Konecny had 10 points in fewer than five full playoff games (Aaron Bell, OHL Images)
Konecny had 10 points in fewer than five full playoff games (Aaron Bell, OHL Images)

For Travis Konecny, the journey was better than the end — watching his Ottawa 67's fight for tehir playoff life without him.

The Ontario Hockey League's youngest captain and incumbent rookie of the year kept advancing this season in the nation's capital, upping his point production in the second half and evincing an utter fearlessness of physical play. In the end, that latter trait played into the 5-foot-9¾, 174-pound scoring wing being unable to suit up for the decisive game of the 67's season, a 4-3 Game 6 loss last Sunday to the Niagara IceDogs. Two days earlier, Konecny aggravated a separated shoulder, which might affect his availability to Hockey Canada in the upcoming IIHF world under-18 championship that begins Apr. 16 in Switzerland.

"If I'm healthy and depending on what happens — I'm not too sure yet — but right now I'm just going to focus on getting back to 100 per cent," Konecny said on Tuesday. "After that I'll see what happens [for the under-18 worlds].

"I kind of just re-aggravated it a bit," the Clachan, Ont., native added. "I definitely wasn't happy with missing the last game. I wanted to be there and experienced that. It was a great game to watch, they went to the wall, but I defiinitely wanted to be playing. Going down there, it it  was just a matter of making sure I stay positive and make sure the guys are prepared and ready to go.

"They came to play and it was just fun to watch."

So, too, was Konecny in the back half of the regular season once he forged some chemistry with his regular linemates, overage left wing Brendan Bell and 19-year-old centre Nathan Todd, a first-year OHLer signed out of the Central Canada Hockey League. Scouts preparing NHL draft lists often take into account that players who garner a lot of attention during theirr 16-year-old seasons can often seem to struggle in the first half as 17-year-olds, as they adapt to higher expectations and higher quality of competiton. From New Year's Day through the truncated playoff run, Konecny tallied 19 goals and 29 assists for 48 assists across 31 games.

Of course, Konecny is about a lot more than putting up points.

"It's his engine, it's incredible — the kid never stops," 67's coach Jeff Brown said. "He has no mirrors in his house. He has no idea how small he is because he competes so hard against everybody, doesn't matter the size. His shot, his character, obviously his leadership in the locker room, he's going to be a pro, it's that simple. He does the little things like a pro and trains like a pro."

In January, Konecny was down at No. 26 among North American skaters in NHL Central Scouting's midterm ranking. However, there's an excellent chance of him being a top-15 to 20 pick at the NHL draft at Sunrise, Fla., in June, especially after his emergence as a leader in Ottawa.

"It's fun battling as a team and coming together," Konency said. "I think I learned a lot this year. I became a better pro. It's important to learn something each year and keep moving forward. You don't want to stand still too long in your career. As a team we did well and I'm definitely satisfied.

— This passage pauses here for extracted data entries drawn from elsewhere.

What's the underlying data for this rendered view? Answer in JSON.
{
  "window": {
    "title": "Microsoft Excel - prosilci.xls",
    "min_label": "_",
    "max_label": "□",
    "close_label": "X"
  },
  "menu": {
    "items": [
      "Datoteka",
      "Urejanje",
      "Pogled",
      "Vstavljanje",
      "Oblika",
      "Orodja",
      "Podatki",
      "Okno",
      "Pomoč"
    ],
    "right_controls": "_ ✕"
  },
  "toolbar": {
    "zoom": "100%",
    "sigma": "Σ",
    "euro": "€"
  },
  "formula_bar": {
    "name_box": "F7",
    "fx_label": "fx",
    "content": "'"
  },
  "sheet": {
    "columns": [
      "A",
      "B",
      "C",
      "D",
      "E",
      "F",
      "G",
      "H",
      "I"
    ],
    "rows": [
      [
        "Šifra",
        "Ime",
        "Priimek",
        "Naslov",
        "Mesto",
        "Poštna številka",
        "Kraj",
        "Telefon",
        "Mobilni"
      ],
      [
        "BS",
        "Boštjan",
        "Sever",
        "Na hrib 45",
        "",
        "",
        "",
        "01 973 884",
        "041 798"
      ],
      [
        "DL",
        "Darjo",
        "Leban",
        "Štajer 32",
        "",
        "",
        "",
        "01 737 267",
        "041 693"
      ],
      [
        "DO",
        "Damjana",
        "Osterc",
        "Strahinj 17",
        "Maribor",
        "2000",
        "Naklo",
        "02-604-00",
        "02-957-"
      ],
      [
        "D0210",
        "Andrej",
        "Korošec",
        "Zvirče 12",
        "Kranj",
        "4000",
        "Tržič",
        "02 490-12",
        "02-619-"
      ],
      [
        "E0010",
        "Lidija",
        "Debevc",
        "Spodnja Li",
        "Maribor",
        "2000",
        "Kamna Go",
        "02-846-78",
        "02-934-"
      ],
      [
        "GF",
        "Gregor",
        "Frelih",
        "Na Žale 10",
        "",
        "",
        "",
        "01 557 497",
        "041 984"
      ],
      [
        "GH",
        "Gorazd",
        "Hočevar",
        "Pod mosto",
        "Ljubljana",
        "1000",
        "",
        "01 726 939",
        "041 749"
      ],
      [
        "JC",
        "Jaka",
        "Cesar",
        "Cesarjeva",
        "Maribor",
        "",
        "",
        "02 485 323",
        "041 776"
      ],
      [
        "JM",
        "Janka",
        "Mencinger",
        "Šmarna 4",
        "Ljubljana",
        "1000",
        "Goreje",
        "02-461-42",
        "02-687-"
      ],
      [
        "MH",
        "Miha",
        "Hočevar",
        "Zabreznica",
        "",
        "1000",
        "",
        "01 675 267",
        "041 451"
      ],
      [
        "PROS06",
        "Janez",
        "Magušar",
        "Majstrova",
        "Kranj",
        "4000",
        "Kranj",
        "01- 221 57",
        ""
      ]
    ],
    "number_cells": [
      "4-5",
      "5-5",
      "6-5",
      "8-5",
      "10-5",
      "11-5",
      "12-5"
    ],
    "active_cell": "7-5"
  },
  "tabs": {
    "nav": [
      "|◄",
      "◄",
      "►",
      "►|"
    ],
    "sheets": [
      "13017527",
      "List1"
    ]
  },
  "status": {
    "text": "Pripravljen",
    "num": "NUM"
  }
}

"Scoring more is definitely a bonus, but it was about getting those two points for our team," he added.

1. How encouraging is it to see that NHL teams are focusing much more on skill as opposed to size when it comes to the first round?

"You've been seeing it a lot lately. There's more smaller guys in the NHL and getting drafted earlier. For me, it doesn't really matter if they're looking at the size. I like to think I can play as big as 6-foot if I wanted to. As long I'm working hard, the size doesn't matter. My skill is good, too."

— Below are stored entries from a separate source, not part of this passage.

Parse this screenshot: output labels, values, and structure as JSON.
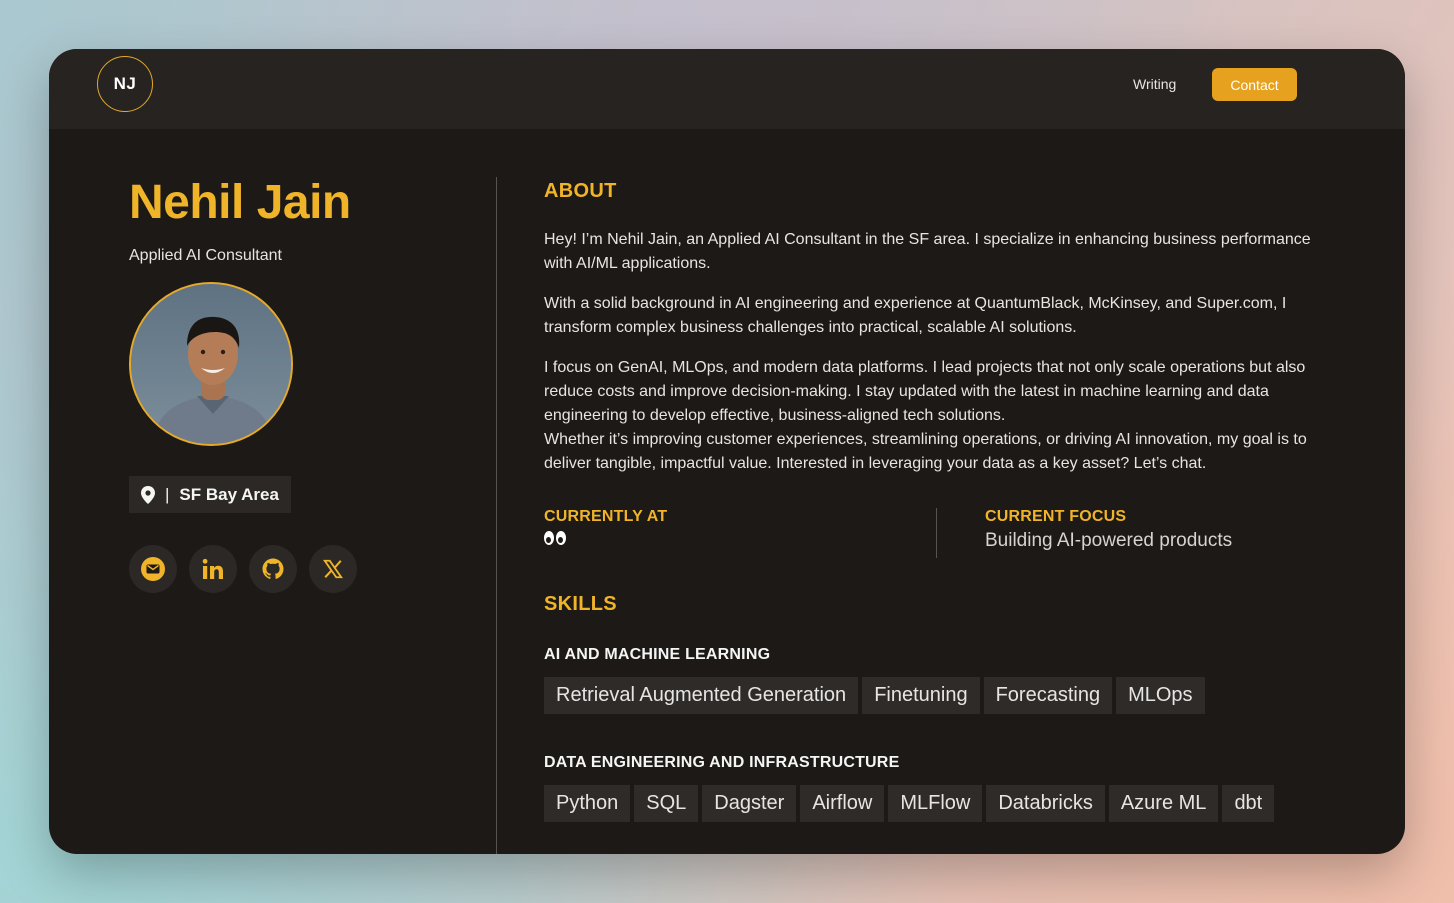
{
  "nav": {
    "logo": "NJ",
    "writing": "Writing",
    "contact": "Contact"
  },
  "profile": {
    "name": "Nehil Jain",
    "role": "Applied AI Consultant",
    "location": "SF Bay Area",
    "location_sep": "|",
    "socials": [
      "email-icon",
      "linkedin-icon",
      "github-icon",
      "x-icon"
    ]
  },
  "about": {
    "title": "ABOUT",
    "p1": "Hey! I’m Nehil Jain, an Applied AI Consultant in the SF area. I specialize in enhancing business performance with AI/ML applications.",
    "p2": "With a solid background in AI engineering and experience at QuantumBlack, McKinsey, and Super.com, I transform complex business challenges into practical, scalable AI solutions.",
    "p3": "I focus on GenAI, MLOps, and modern data platforms. I lead projects that not only scale operations but also reduce costs and improve decision-making. I stay updated with the latest in machine learning and data engineering to develop effective, business-aligned tech solutions.",
    "p4": "Whether it’s improving customer experiences, streamlining operations, or driving AI innovation, my goal is to deliver tangible, impactful value. Interested in leveraging your data as a key asset? Let’s chat."
  },
  "facts": {
    "current_label": "CURRENTLY AT",
    "focus_label": "CURRENT FOCUS",
    "focus_value": "Building AI-powered products"
  },
  "skills": {
    "title": "SKILLS",
    "groups": [
      {
        "name": "AI AND MACHINE LEARNING",
        "items": [
          "Retrieval Augmented Generation",
          "Finetuning",
          "Forecasting",
          "MLOps"
        ]
      },
      {
        "name": "DATA ENGINEERING AND INFRASTRUCTURE",
        "items": [
          "Python",
          "SQL",
          "Dagster",
          "Airflow",
          "MLFlow",
          "Databricks",
          "Azure ML",
          "dbt"
        ]
      }
    ]
  },
  "colors": {
    "accent": "#f0b429",
    "button": "#e6a11f",
    "panel": "#1c1917"
  }
}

2. With the 67's season over now, how much more of your attention is taken up by the NHL draft?

"I think now it's time to focus on little things, like the combine. Making sure you're prepared for after the draft and everything that comes with that [development camps]. At the same time, you can''t really focus too much on that. You just have to keep working."

3. How much are you looking forward to the team interviews at the combine — where some teams like to shout questions and others try to trip you up mentally?

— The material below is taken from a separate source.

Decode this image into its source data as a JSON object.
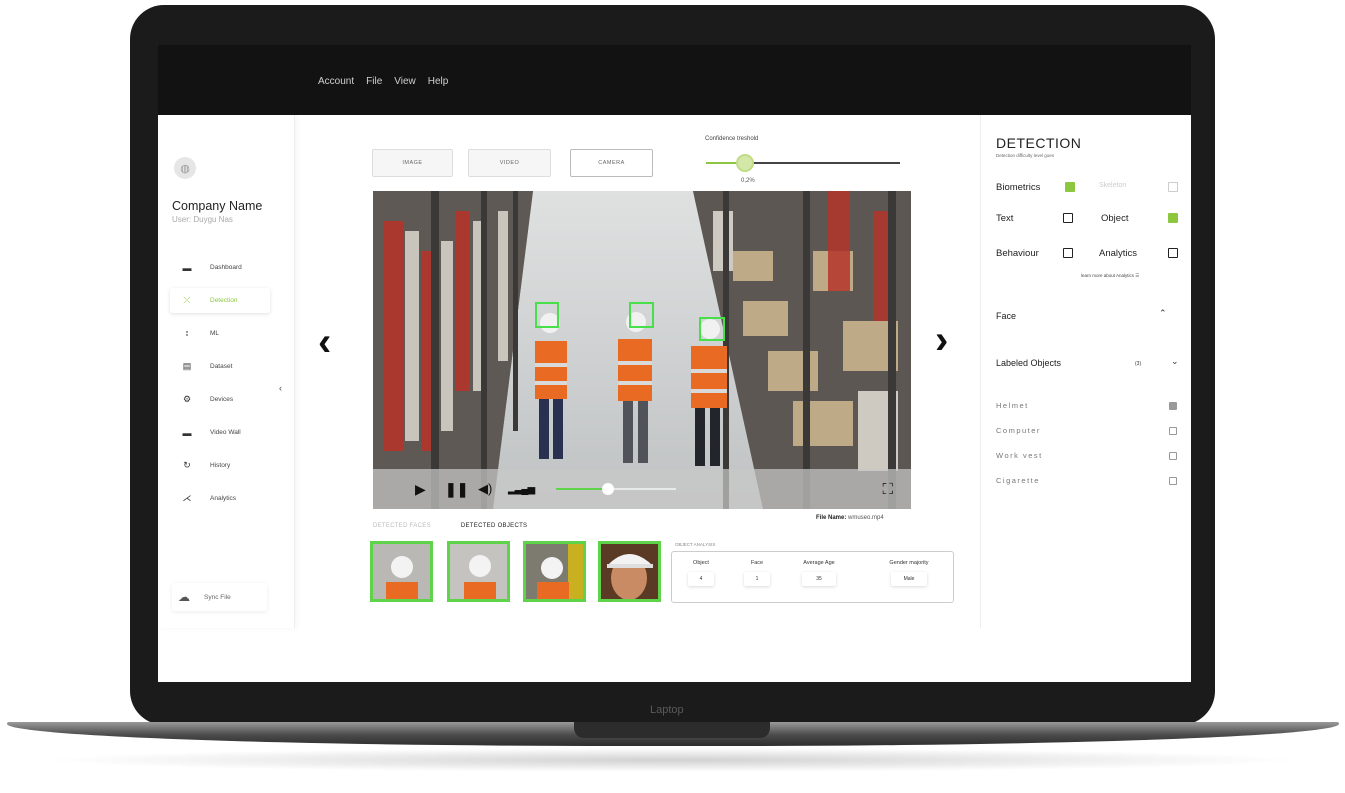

"It's going to be a challenge. All the guys go through it every year. It's just something you have to experience first-hand and learn from."

4. What can you say about your linemates this season, Brendan Bell and Nathan Todd?

"It was a good combination that we had there. It's important, right? Last year we found it with Vanny [Ryan Van Stralen] and Brads [Erik Bradford]. Then this year we found it toward the end with Beller and Todd. It's always good if you can find that chemistry and just roll with them. Those guys did a lot for me. "

5. What was it like with the team being back in downtown Ottawa and how much do you look forward to next season?

"It was amazing being back here with the crowd and having your home rink again. It's a good feeling, having a routine and hoping that you're in the starting lineup and you skate out to those cheers. Next year I'm looking forward to the same thing. We're hoping to have more experience as a team and go farther in the playoffs."